In an 8-1 vote, the central bank pledged to increase base money at an annual pace of 80 trillion yen ($660 billion) through purchases of government bonds and risky assets.
In a statement, the BOJ maintained that the world's third-largest economy has continued to recover moderately. Governor Haruhiko Kuroda will hold a news conference at 3:30pm local time to explain the policy decision.
"The (BOJ) economic assessment was more upbeat than at previous meetings. Policymakers no longer see a sluggish recovery in some areas of private consumption, but now judge consumer spending as 'resilient' without qualification," Marcel Thieliant, Japan economist with Capital Economics, wrote in a note.
The Nikkei 225 held steady on the news, down 0.15 percent, while the yen rose slightly against the U.S. dollar, touching 120.84 from 120.93 prior to the data release.
The decision followed the latest growth data from Japan on Wednesday that showed the economy expanding an annualized 2.4 percent in the first quarter, better than expected and following the 1.5 percent annualized growth in the fourth quarter.
"It came as no surprise that the Bank of Japan left policy settings unchanged today, and the apparent strength in Q1 GDP suggests that additional easing in July is off the table," said Thieliant.
Still, market watchers say further easing is inevitable down the line with the consumer inflation rate far from the BOJ's target of 2 percent. Nationwide consumer inflation rate stood at 0.2 percent in March.
Since embarking on the quantitative easing program in April 2013, the BOJ expanded the program just once, in October last year.

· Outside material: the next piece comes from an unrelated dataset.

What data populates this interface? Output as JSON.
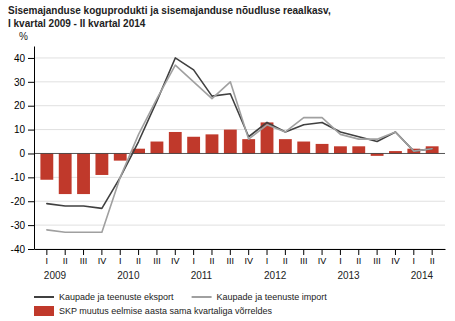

"We continue to think that the BoJ will be forced to opt for additional easing into October as the board's inflation rate forecast is turning out too optimistic. Triggers for additional easing moves will be downshifts in expected inflation rates and material softening of ex-energy CPI," Hiromichi Shirakawa, managing director of Japan economics at Credit Suisse, wrote in a note.
Capital Economics' Thieliant adds that wage growth, while showing some strength, remains "too slow to create even modest price pressure." He expects the BOJ to step up the pace of asset purchases by October.
Others point to Kuroda's unchanging positive-view on the economy, which suggests the central bank will hold steady on monetary policy for a while.
"Mr Kuroda is satisfied with the current state of Japanese economy and at this moment he won't consider further action. The economy is going as he anticipated and I think he's happy about that," Eisuke Sakakibara, professor at Aoyama Gakuin University and a former vice finance minister, told CNBC.